Greenland meteor on 9 December 1997

last updated 9 June 1998

A big meteor impact probably occurred in Southern Greenland at 61 25N, 44 26W on Tuesday, December 9th approximately 0811 UTC (05:11 am local time). The position is on the ice cap approximately 50 kilometers NE of Narsarsuaq Airport.
Since then, data surveilance equipment has confirmed a bright flash but not an impact. The event may have been further west than originally reported.

DOD Satellite Observations

"On 9 December 1997, sensors aboard DOD satellites detected the impact of a meteoroid at 08:15:55 UTC roughly midway between Nuuk and Qaqortoq, Greenland. The object broke into at least 4 pieces. One piece detonated at an altitude of about 46 km at 62.9 degrees North Latitude, 50.9 degrees West Longitude. The remaining 3 pieces detonated in close proximity to one another at altitudes between 28 km, at 62.9 degrees North Latitude, 50.1 degrees West Longitude and 25 km at 62.9 degrees North Latitude, 50.0 degrees West Longitude."


From:   Headquarters Air Force Technical Applications Center   
        Office of Public Affairs            
        Patrick AFB, Fl.,

Date: June 8, 1998

On 9 December 1997 at approximately 08:15:55.2 UT, sensors aboard a
U.S. Department of Defense satellite recorded the bright flash of
an apparent meteoroid disintegrating in the atmosphere over
Greenland. The peak radiated intensity recorded on this event 
was 9.5E10 watts/sr (using a 6000K blackbody model for the
radiation). Correspondingly, the total radiated energy of the
event was 2.7E11 Joules.

        (If you have questions call MSgt Rene Uzee, Air Force Technical
Applications Center Public Affairs at, (407) 494-4403.)


Individuals interested in obtaining graphical lightcurve information
for this event should send an email with their names, fax numbers and 
a description of their intended use of this information to

NOAA Satellite Observations

6 hours later, the NOAA polar-orbiting weather satellites observed a large cloud over southeastern Greenland. These AHVRR images were posted on the internet at

There was speculation that the cloud was related to the meteor because of its unusually high, crisp appearance.

GOES Satellite Observations

NASA's Laboratory for Atmospheres collects and posts real time images from the GOES weather satellite. These were used to examine the time-series of Greenland images gleaned from the full-disk scans taken by GOES-8 once every three hours in the second week of December.

GOES-8 visible image on 9 December 1997

The GOES-EAST visible image at 1445 UTC gives a nice view of a distinct high cloud over southern Greenland near local noon:

corresponding coastline map:
The "+" marks the reported impact point at 61.4N, 44.4W. Latitude and longitude lines are sketched at 2 degree intervals, based on the reported GOES earth-navigation. At this time, the navigated map's coastlines fall 3 pixels south and one pixel west of the observed coastlines, within the GOES earth-navigation error tolerances of 4 visible pixels.
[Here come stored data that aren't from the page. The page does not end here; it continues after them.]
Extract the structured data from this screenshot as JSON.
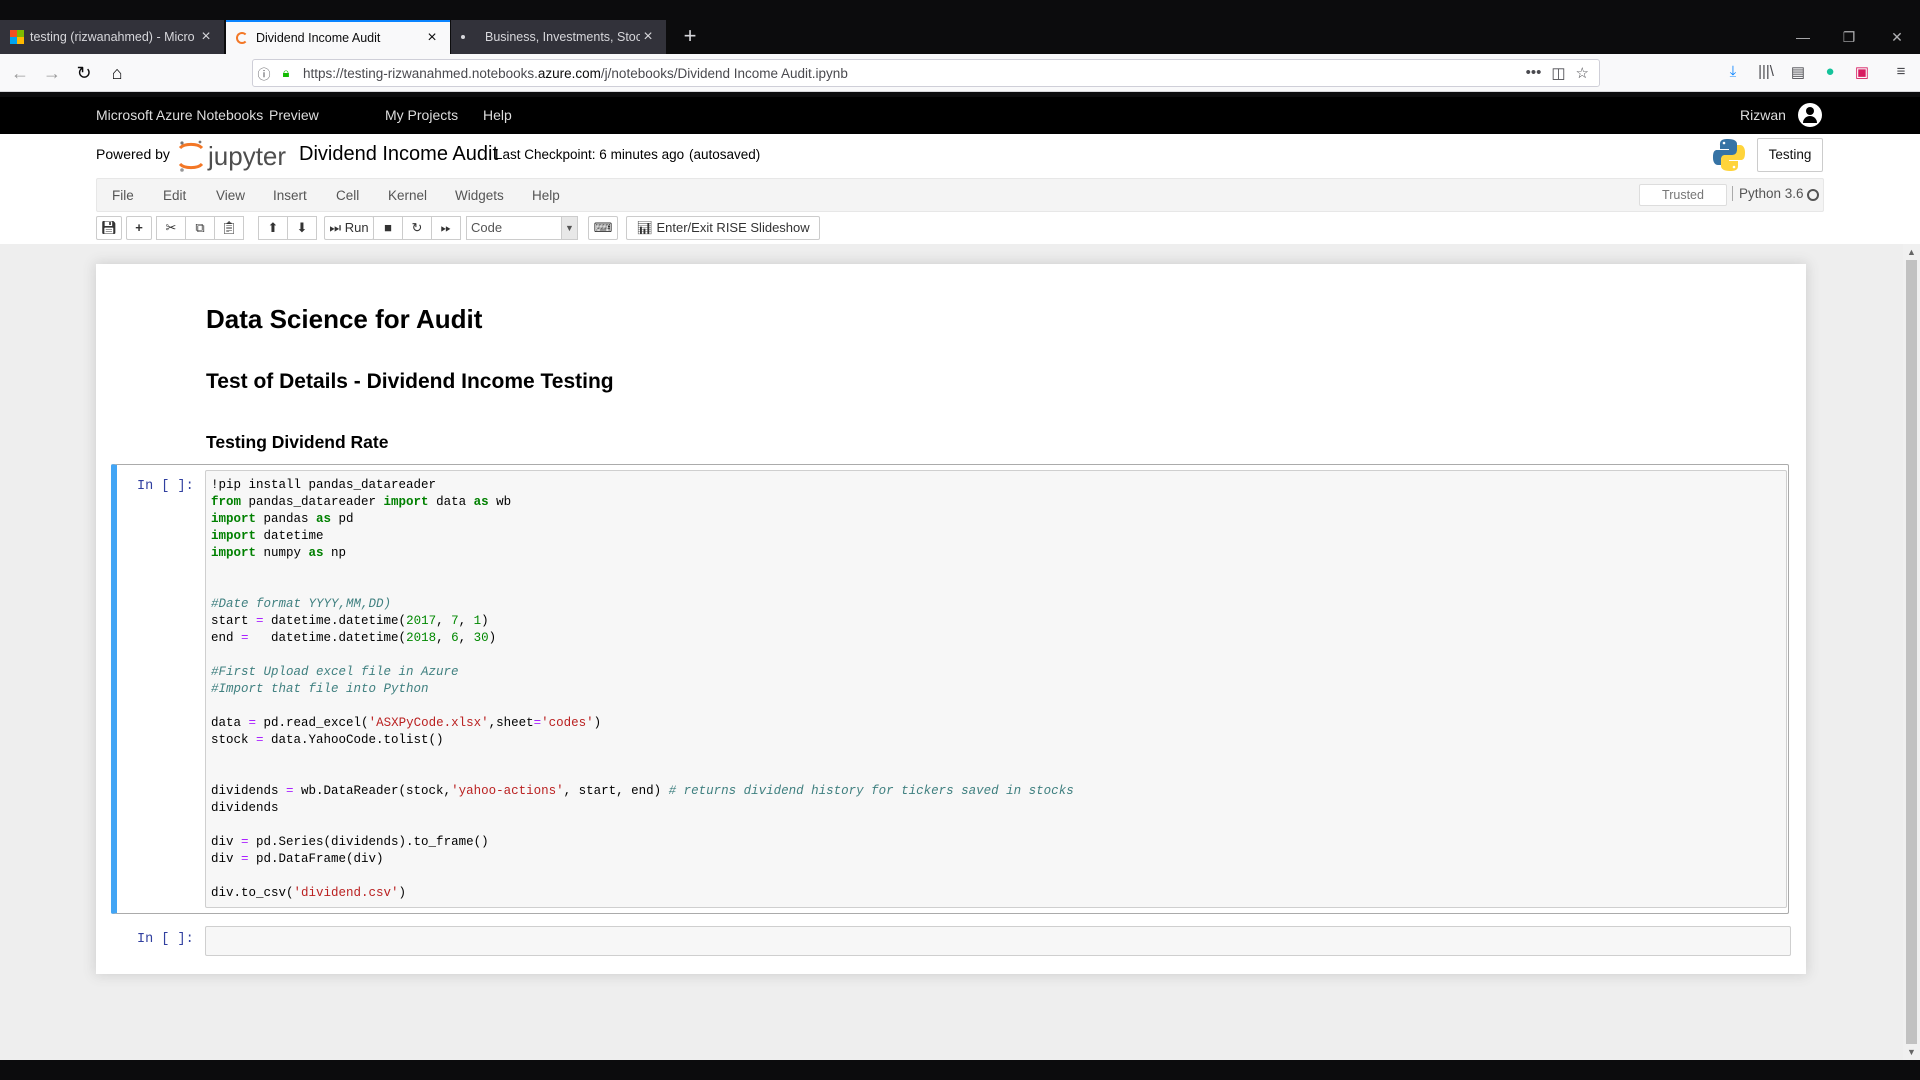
{
  "browser": {
    "tabs": [
      {
        "title": "testing (rizwanahmed) - Micro"
      },
      {
        "title": "Dividend Income Audit"
      },
      {
        "title": "Business, Investments, Stocks &"
      }
    ],
    "new_tab": "+",
    "url_prefix": "https://testing-rizwanahmed.notebooks.",
    "url_domain": "azure.com",
    "url_path": "/j/notebooks/Dividend Income Audit.ipynb"
  },
  "azure": {
    "brand": "Microsoft Azure Notebooks",
    "preview": "Preview",
    "my_projects": "My Projects",
    "help": "Help",
    "user": "Rizwan"
  },
  "jupyter": {
    "powered_by": "Powered by",
    "notebook_title": "Dividend Income Audit",
    "checkpoint": "Last Checkpoint: 6 minutes ago",
    "autosaved": "(autosaved)",
    "kernel_button": "Testing",
    "menu": [
      "File",
      "Edit",
      "View",
      "Insert",
      "Cell",
      "Kernel",
      "Widgets",
      "Help"
    ],
    "trusted": "Trusted",
    "kernel_name": "Python 3.6",
    "toolbar": {
      "run": "Run",
      "cell_type": "Code",
      "rise": "Enter/Exit RISE Slideshow"
    }
  },
  "notebook": {
    "h1": "Data Science for Audit",
    "h2": "Test of Details - Dividend Income Testing",
    "h3": "Testing Dividend Rate",
    "prompt1": "In [ ]:",
    "prompt2": "In [ ]:",
    "code_lines": [
      "!pip install pandas_datareader",
      "from pandas_datareader import data as wb",
      "import pandas as pd",
      "import datetime",
      "import numpy as np",
      "",
      "",
      "#Date format YYYY,MM,DD)",
      "start = datetime.datetime(2017, 7, 1)",
      "end =   datetime.datetime(2018, 6, 30)",
      "",
      "#First Upload excel file in Azure",
      "#Import that file into Python",
      "",
      "data = pd.read_excel('ASXPyCode.xlsx',sheet='codes')",
      "stock = data.YahooCode.tolist()",
      "",
      "",
      "dividends = wb.DataReader(stock,'yahoo-actions', start, end) # returns dividend history for tickers saved in stocks",
      "dividends",
      "",
      "div = pd.Series(dividends).to_frame()",
      "div = pd.DataFrame(div)",
      "",
      "div.to_csv('dividend.csv')"
    ]
  }
}
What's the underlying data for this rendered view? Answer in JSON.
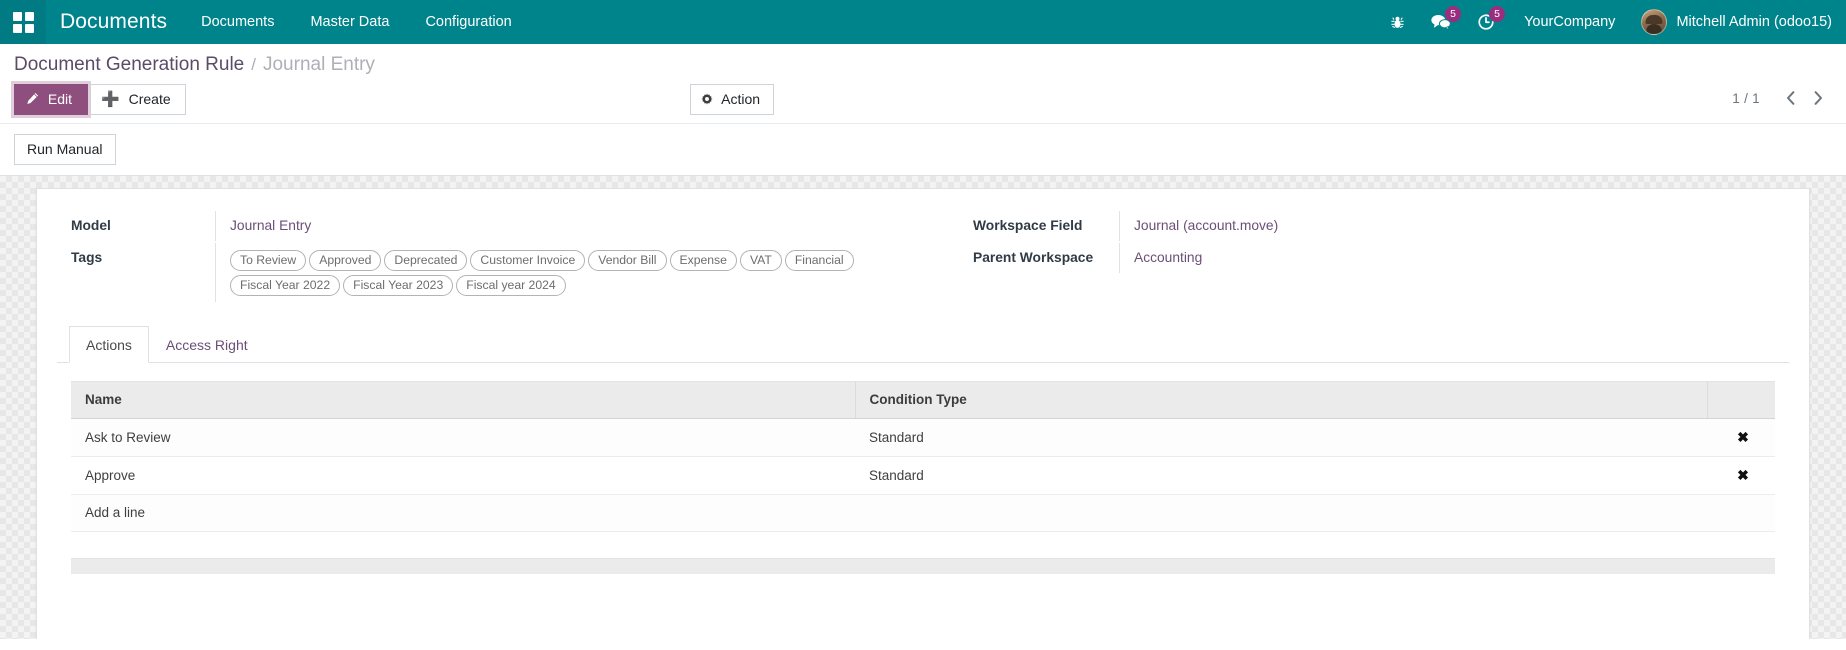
{
  "navbar": {
    "apps_icon": "grid-apps-icon",
    "brand": "Documents",
    "menu_items": [
      {
        "label": "Documents"
      },
      {
        "label": "Master Data"
      },
      {
        "label": "Configuration"
      }
    ],
    "debug_icon": "bug-icon",
    "messages_icon": "messages-icon",
    "messages_count": "5",
    "activities_icon": "clock-activity-icon",
    "activities_count": "5",
    "company": "YourCompany",
    "user": "Mitchell Admin (odoo15)",
    "avatar_icon": "user-avatar",
    "bg_color": "#00848c",
    "badge_color": "#9b2d7f"
  },
  "breadcrumb": {
    "parent": "Document Generation Rule",
    "separator": "/",
    "current": "Journal Entry"
  },
  "toolbar": {
    "edit_label": "Edit",
    "edit_icon": "pencil-icon",
    "edit_color": "#8f4f7e",
    "create_label": "Create",
    "create_icon": "plus-icon",
    "action_label": "Action",
    "action_icon": "gear-icon",
    "pager_value": "1 / 1",
    "prev_icon": "chevron-left-icon",
    "next_icon": "chevron-right-icon"
  },
  "statbar": {
    "run_manual_label": "Run Manual"
  },
  "form": {
    "left": [
      {
        "label": "Model",
        "value": "Journal Entry",
        "type": "link"
      },
      {
        "label": "Tags",
        "type": "tags"
      }
    ],
    "tags": [
      "To Review",
      "Approved",
      "Deprecated",
      "Customer Invoice",
      "Vendor Bill",
      "Expense",
      "VAT",
      "Financial",
      "Fiscal Year 2022",
      "Fiscal Year 2023",
      "Fiscal year 2024"
    ],
    "right": [
      {
        "label": "Workspace Field",
        "value": "Journal (account.move)",
        "type": "text"
      },
      {
        "label": "Parent Workspace",
        "value": "Accounting",
        "type": "link"
      }
    ]
  },
  "notebook": {
    "tabs": [
      {
        "label": "Actions",
        "active": true
      },
      {
        "label": "Access Right",
        "active": false
      }
    ]
  },
  "table": {
    "columns": [
      "Name",
      "Condition Type"
    ],
    "rows": [
      {
        "name": "Ask to Review",
        "condition_type": "Standard",
        "delete_icon": "close-x-icon"
      },
      {
        "name": "Approve",
        "condition_type": "Standard",
        "delete_icon": "close-x-icon"
      }
    ],
    "add_line_label": "Add a line"
  }
}
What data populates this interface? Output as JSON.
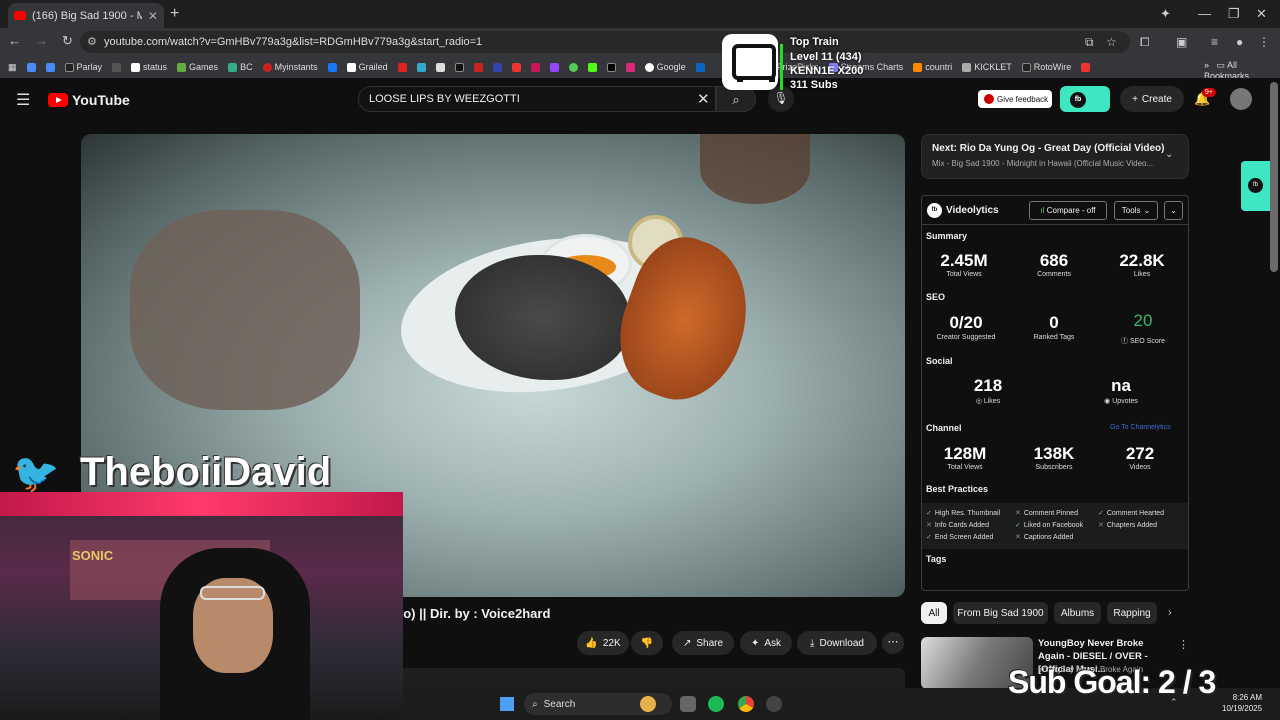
{
  "browser": {
    "tab_title": "(166) Big Sad 1900 - Midni...",
    "url": "youtube.com/watch?v=GmHBv779a3g&list=RDGmHBv779a3g&start_radio=1",
    "bookmarks": [
      "Parlay",
      "",
      "status",
      "Games",
      "BC",
      "Myinstants",
      "",
      "Grailed",
      "",
      "",
      "",
      "",
      "",
      "",
      "",
      "",
      "",
      "",
      "",
      "",
      "Google",
      ""
    ],
    "bookmark_tail": [
      "PrizePicks",
      "Streams Charts",
      "countri",
      "KICKLET",
      "RotoWire"
    ],
    "all_bookmarks": "All Bookmarks"
  },
  "youtube": {
    "logo_text": "YouTube",
    "search_query": "LOOSE LIPS BY WEEZGOTTI",
    "feedback": "Give feedback",
    "create": "Create",
    "notif_count": "9+"
  },
  "overlay_train": {
    "title": "Top Train",
    "level": "Level 11  (434)",
    "user": "KENN1E X200",
    "subs": "311 Subs"
  },
  "video": {
    "title_fragment": "eo) || Dir. by : Voice2hard",
    "likes": "22K",
    "share": "Share",
    "ask": "Ask",
    "download": "Download"
  },
  "up_next": {
    "title": "Next: Rio Da Yung Og - Great Day (Official Video)",
    "subtitle": "Mix - Big Sad 1900 - Midnight in Hawaii (Official Music Video..."
  },
  "videolytics": {
    "name": "Videolytics",
    "compare": "Compare - off",
    "tools": "Tools",
    "summary_label": "Summary",
    "summary": [
      {
        "value": "2.45M",
        "label": "Total Views"
      },
      {
        "value": "686",
        "label": "Comments"
      },
      {
        "value": "22.8K",
        "label": "Likes"
      }
    ],
    "seo_label": "SEO",
    "seo": [
      {
        "value": "0/20",
        "label": "Creator Suggested"
      },
      {
        "value": "0",
        "label": "Ranked Tags"
      },
      {
        "value": "20",
        "label": "SEO Score"
      }
    ],
    "social_label": "Social",
    "social": [
      {
        "value": "218",
        "label": "Likes"
      },
      {
        "value": "na",
        "label": "Upvotes"
      }
    ],
    "channel_label": "Channel",
    "go_to": "Go To Channelytics",
    "channel": [
      {
        "value": "128M",
        "label": "Total Views"
      },
      {
        "value": "138K",
        "label": "Subscribers"
      },
      {
        "value": "272",
        "label": "Videos"
      }
    ],
    "best_practices_label": "Best Practices",
    "best_practices": [
      {
        "text": "High Res. Thumbnail",
        "ok": true
      },
      {
        "text": "Comment Pinned",
        "ok": false
      },
      {
        "text": "Comment Hearted",
        "ok": true
      },
      {
        "text": "Info Cards Added",
        "ok": false
      },
      {
        "text": "Liked on Facebook",
        "ok": true
      },
      {
        "text": "Chapters Added",
        "ok": false
      },
      {
        "text": "End Screen Added",
        "ok": true
      },
      {
        "text": "Captions Added",
        "ok": false
      }
    ],
    "tags_label": "Tags"
  },
  "chips": [
    "All",
    "From Big Sad 1900",
    "Albums",
    "Rapping"
  ],
  "recommended": {
    "title": "YoungBoy Never Broke Again - DIESEL / OVER - [Official Musi...",
    "channel": "YoungBoy Never Broke Again"
  },
  "stream": {
    "handle": "TheboiiDavid",
    "sub_goal": "Sub Goal:  2 / 3",
    "cam_sign": "SONIC"
  },
  "taskbar": {
    "search": "Search",
    "time": "8:26 AM",
    "date": "10/19/2025"
  },
  "colors": {
    "youtube_red": "#ff0000",
    "feedbackbuddy": "#3ee6c2",
    "twitter": "#1d9bf0",
    "train_bar": "#22dd22"
  }
}
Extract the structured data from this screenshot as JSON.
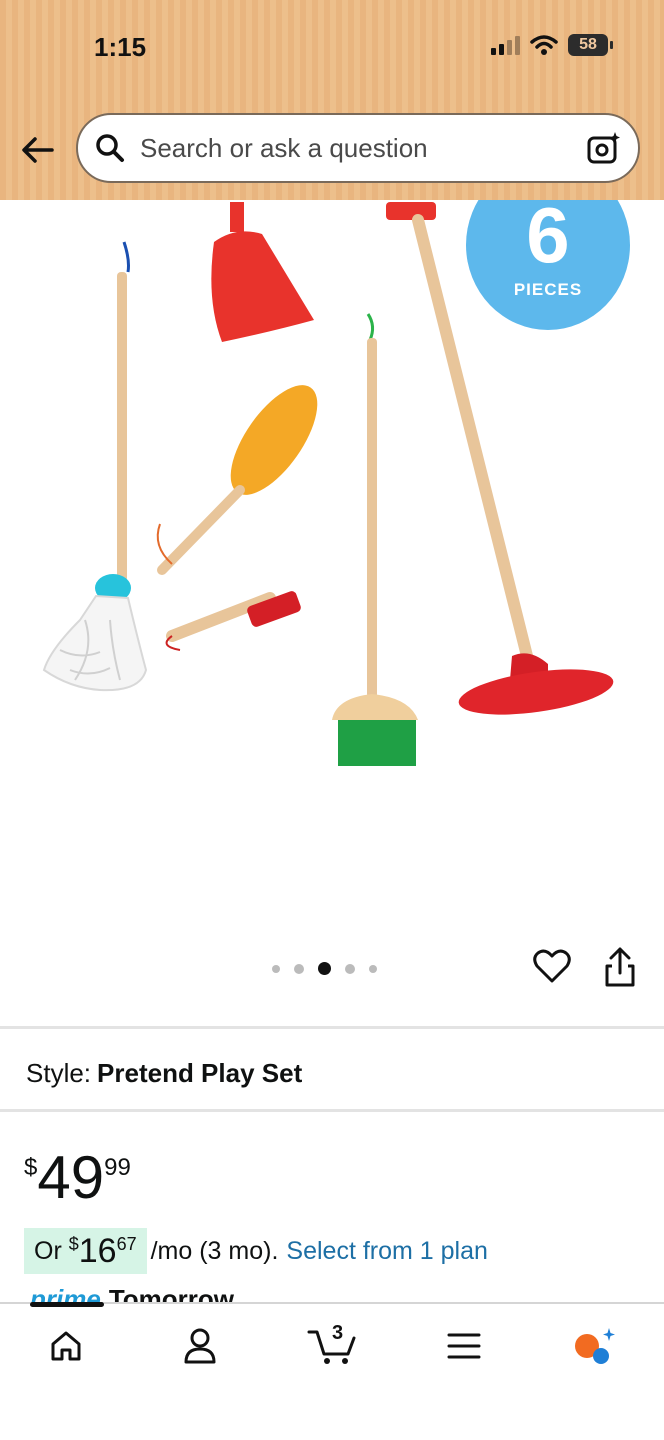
{
  "status_bar": {
    "time": "1:15",
    "battery": "58"
  },
  "search": {
    "placeholder": "Search or ask a question"
  },
  "product": {
    "badge_number": "6",
    "badge_label": "PIECES",
    "image_index": 3,
    "image_count": 5,
    "style_key": "Style:",
    "style_value": "Pretend Play Set",
    "price": {
      "currency": "$",
      "whole": "49",
      "fraction": "99"
    },
    "installment": {
      "prefix": "Or",
      "currency": "$",
      "whole": "16",
      "fraction": "67",
      "suffix": "/mo (3 mo).",
      "link": "Select from 1 plan"
    },
    "delivery": {
      "prime": "prime",
      "day": "Tomorrow"
    }
  },
  "bottom_nav": {
    "cart_count": "3"
  },
  "colors": {
    "header": "#edbf8b",
    "badge": "#5db8ec",
    "link": "#1d6fa5",
    "plan_bg": "#d6f4e6"
  }
}
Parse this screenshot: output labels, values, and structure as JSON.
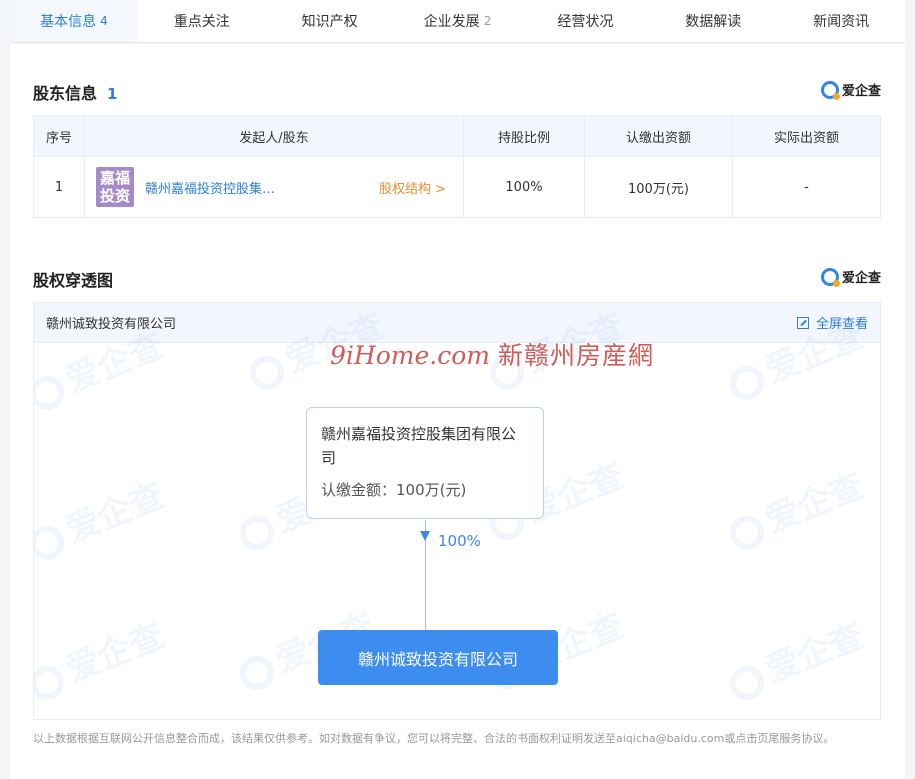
{
  "tabs": [
    {
      "label": "基本信息",
      "count": "4"
    },
    {
      "label": "重点关注",
      "count": ""
    },
    {
      "label": "知识产权",
      "count": ""
    },
    {
      "label": "企业发展",
      "count": "2"
    },
    {
      "label": "经营状况",
      "count": ""
    },
    {
      "label": "数据解读",
      "count": ""
    },
    {
      "label": "新闻资讯",
      "count": ""
    }
  ],
  "brand": {
    "label": "爱企查"
  },
  "shareholders": {
    "title": "股东信息",
    "count": "1",
    "columns": [
      "序号",
      "发起人/股东",
      "持股比例",
      "认缴出资额",
      "实际出资额"
    ],
    "rows": [
      {
        "index": "1",
        "avatar_text": "嘉福投资",
        "name": "赣州嘉福投资控股集…",
        "equity_link": "股权结构 >",
        "ratio": "100%",
        "subscribed": "100万(元)",
        "paid": "-"
      }
    ]
  },
  "penetration": {
    "title": "股权穿透图",
    "company": "赣州诚致投资有限公司",
    "fullscreen": "全屏查看",
    "overlay_brand_latin": "9iHome.com",
    "overlay_brand_cn": "新赣州房産網",
    "parent_name": "赣州嘉福投资控股集团有限公司",
    "parent_amount": "认缴金额：100万(元)",
    "edge_percent": "100%",
    "child_name": "赣州诚致投资有限公司",
    "watermark_text": "爱企查"
  },
  "footer": {
    "text": "以上数据根据互联网公开信息整合而成，该结果仅供参考。如对数据有争议，您可以将完整、合法的书面权利证明发送至aiqicha@baidu.com或点击页尾服务协议。"
  },
  "colors": {
    "accent": "#2b7fd8",
    "node_fill": "#3d8df0",
    "link_orange": "#f08b30",
    "avatar": "#a68ac7"
  }
}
Unfortunately, Greenland is too dark in December to provide visible images during the other GOES-8 observation times, such as 1145 and 1745 UTC.

GOES-8 infrared images on 9 December 1997

Fortunately, Greenland can be seen every three hours in the GOES-8 thermal infrared channel ("I04", or Imager channel 4 at 11 microns) with lower resolution:

Image GIF animation

Image coastline map ("+" marks impact point)

Image 0245 UTC (local midnight)

Image 0545 UTC

Image 0845 UTC (30 minutes after impact)

Image 1145 UTC

Image 1445 UTC (local noon)

Image 1745 UTC

Image 2045 UTC

Image 2345 UTC

A cold, high cloud appears over southeastern Greenland at 0845 UTC, 30 minutes after the reported impact, with faint hints of cloud formation along the center ridge of the southern Greenland ice cap at 0545 UTC.

This cloud formation appears to be part of a normal storm development in the lee of the ice cap.

GOES-8 infrared movies for 8 to 12 December 1997

One can see the normal cycle of storm cloud development during the week in this region by viewing the GOES-8 infrared images of Greenland starting from the day before the meteor impact, and ending three days later:

Conclusion, based on GOES-8 Images

The cloud formation and development over southeastern Greenland on 9 December 1997 looks like a normal storm, similar to the storm on 12 December.

It does not look like a single ejection cloud, nor a long contrail.

Nevertheless, the time-of-formation is a remarkable coincidence with the reported meteor impact.